Friday, May 23, 2014

Breaking the Cycle

Since I first watched The Wire, I have only watched one TV series in its entirety: The Wire. As of yesterday, that is no longer true. I have watched Friday Night Lights. And in its own very different way, it is equally magnificent.

Well, "equally" is pushing it. Season 2 of The Wire is a masterpiece of bold and complex storytelling. Season 2 of FNL is crap. Really, really crap. That it was cut short because of a writers' strike may just have been the show's saving grace. From then on in the show lived up to the standards it set itself in the first season.

Though it went through something of an identity crisis, a run-of-the-mill teen-centric drama this is not. If The Wire is really about Baltimore, FNL is really about small-town Texas. These two places might seem like world's apart, and in many ways they are, but the presence of Michael Jordon (a different one) in both shows hints at a deeper correspondence. The two Americas that David Simon likes to speak of are both on display in FNL, though it must be said that there is an (unrealistic?)optimism in FNL that is utterly absent from The Wire. Yet perhaps, just perhaps, that is more a criticism of the latter than the former.

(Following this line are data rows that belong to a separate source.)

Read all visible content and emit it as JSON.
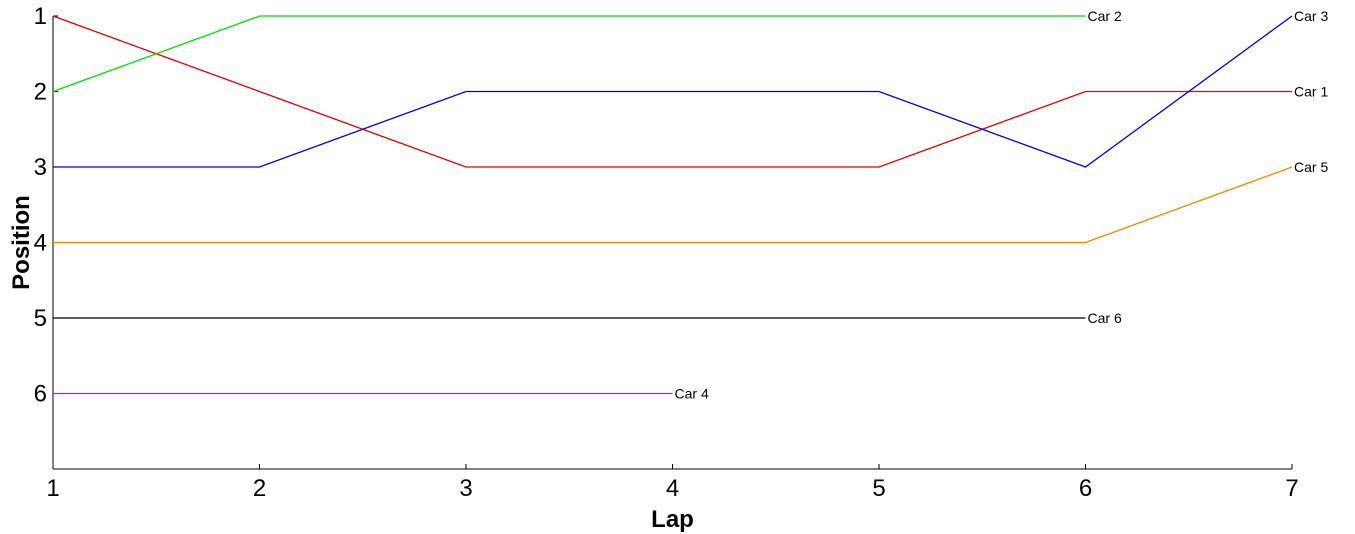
{
  "chart_data": {
    "type": "line",
    "xlabel": "Lap",
    "ylabel": "Position",
    "x_ticks": [
      1,
      2,
      3,
      4,
      5,
      6,
      7
    ],
    "y_ticks": [
      1,
      2,
      3,
      4,
      5,
      6
    ],
    "xlim": [
      1,
      7
    ],
    "ylim": [
      1,
      7
    ],
    "y_inverted": true,
    "grid": false,
    "legend": "none",
    "series": [
      {
        "name": "Car 1",
        "color": "#e00000",
        "x": [
          1,
          2,
          3,
          4,
          5,
          6,
          7
        ],
        "y": [
          1,
          2,
          3,
          3,
          3,
          2,
          2
        ]
      },
      {
        "name": "Car 2",
        "color": "#00e000",
        "x": [
          1,
          2,
          3,
          4,
          5,
          6
        ],
        "y": [
          2,
          1,
          1,
          1,
          1,
          1
        ]
      },
      {
        "name": "Car 3",
        "color": "#0000e0",
        "x": [
          1,
          2,
          3,
          4,
          5,
          6,
          7
        ],
        "y": [
          3,
          3,
          2,
          2,
          2,
          3,
          1
        ]
      },
      {
        "name": "Car 4",
        "color": "#e000e0",
        "x": [
          1,
          2,
          3,
          4
        ],
        "y": [
          6,
          6,
          6,
          6
        ]
      },
      {
        "name": "Car 5",
        "color": "#ff8000",
        "x": [
          1,
          2,
          3,
          4,
          5,
          6,
          7
        ],
        "y": [
          4,
          4,
          4,
          4,
          4,
          4,
          3
        ]
      },
      {
        "name": "Car 6",
        "color": "#000000",
        "x": [
          1,
          2,
          3,
          4,
          5,
          6
        ],
        "y": [
          5,
          5,
          5,
          5,
          5,
          5
        ]
      }
    ]
  }
}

***Spoiler alert for FNL*** That said, I like to see a certain pessimism in FNL which may or not be intentional. One of the most surprising plots in the show is its (tentative) criticism of the military. It leaves us, to some degree, resentful of a soldier. That is something of a miracle for a series which is set in Texas and which aired on network television. In the final montage, we see one of the high school football stars in military gear, headed off to base camp to begin life as a soldier. The scholarship he presumed upon never materialised. He hadn't thought of anything other than playing football. So he hands his State championship ring over to his sweetheart, gets on a bus, and joins the army. This might be meant as a touching moment, but given what we have witnessed in the previous five seasons I have my doubts. Are we not in fact seeing the emergence of a new Saracen family, destined to end in division, resentment, and death?

There is also the character of Julie Taylor, fictional proof of Shakespeare's comment that good wombs can sometimes bear bad sons or daughters. For all the infectious virtue of her mother and father, she is annoying and immature to the end, evidence that life does not always correspond to our formulae.

Where FNL really triumphs - and in this it also mirrors The Wire - is in its development of what appear initially to be throw-away characters. In one way, the show can be said to find its centre in Billy Riggins and Buddy Garrity. More than the Taylors, they embody Texas, and that is what this is all about.

There are many great scenes, numerous inspirational speeches, and excellent passages of American Football action. The game itself - since it is so scripted - is almost designed to be televised, so when it is depicted on television it is just like watching the real thing. But it's not really the winning or the losing that matters. This is hammered home to us in that wonderful portrayal of the final game. The coin is tossed, a sign that fate (or perhaps destiny) has more of a say than we like to think when it comes to winning and losing. There are, after all, things that we cannot control. Fitting, then, that the final shot of the final game is quarter-back Vince Howard throwing a Hail Mary. We do what we can, and then we pray like hell that it all turns out okay. But it's the doing what we can for which we are responsible. Or as Coach Taylor says, it's in the trying that character is revealed.

If I have a favourite scene, it is one that is of little consequence to the plot, but which captures the heart of the show. A few of the high school football players meet on their respective balconies in a hotel before a game. They don't realise that Coach Taylor is also outside, listening in on what they have to say. A lesser show (or season 2 of this show) would have them saying all kinds of stuff that would create drama for later on. This show just has them talk and joke with each other, with Coach Taylor enjoying the moment.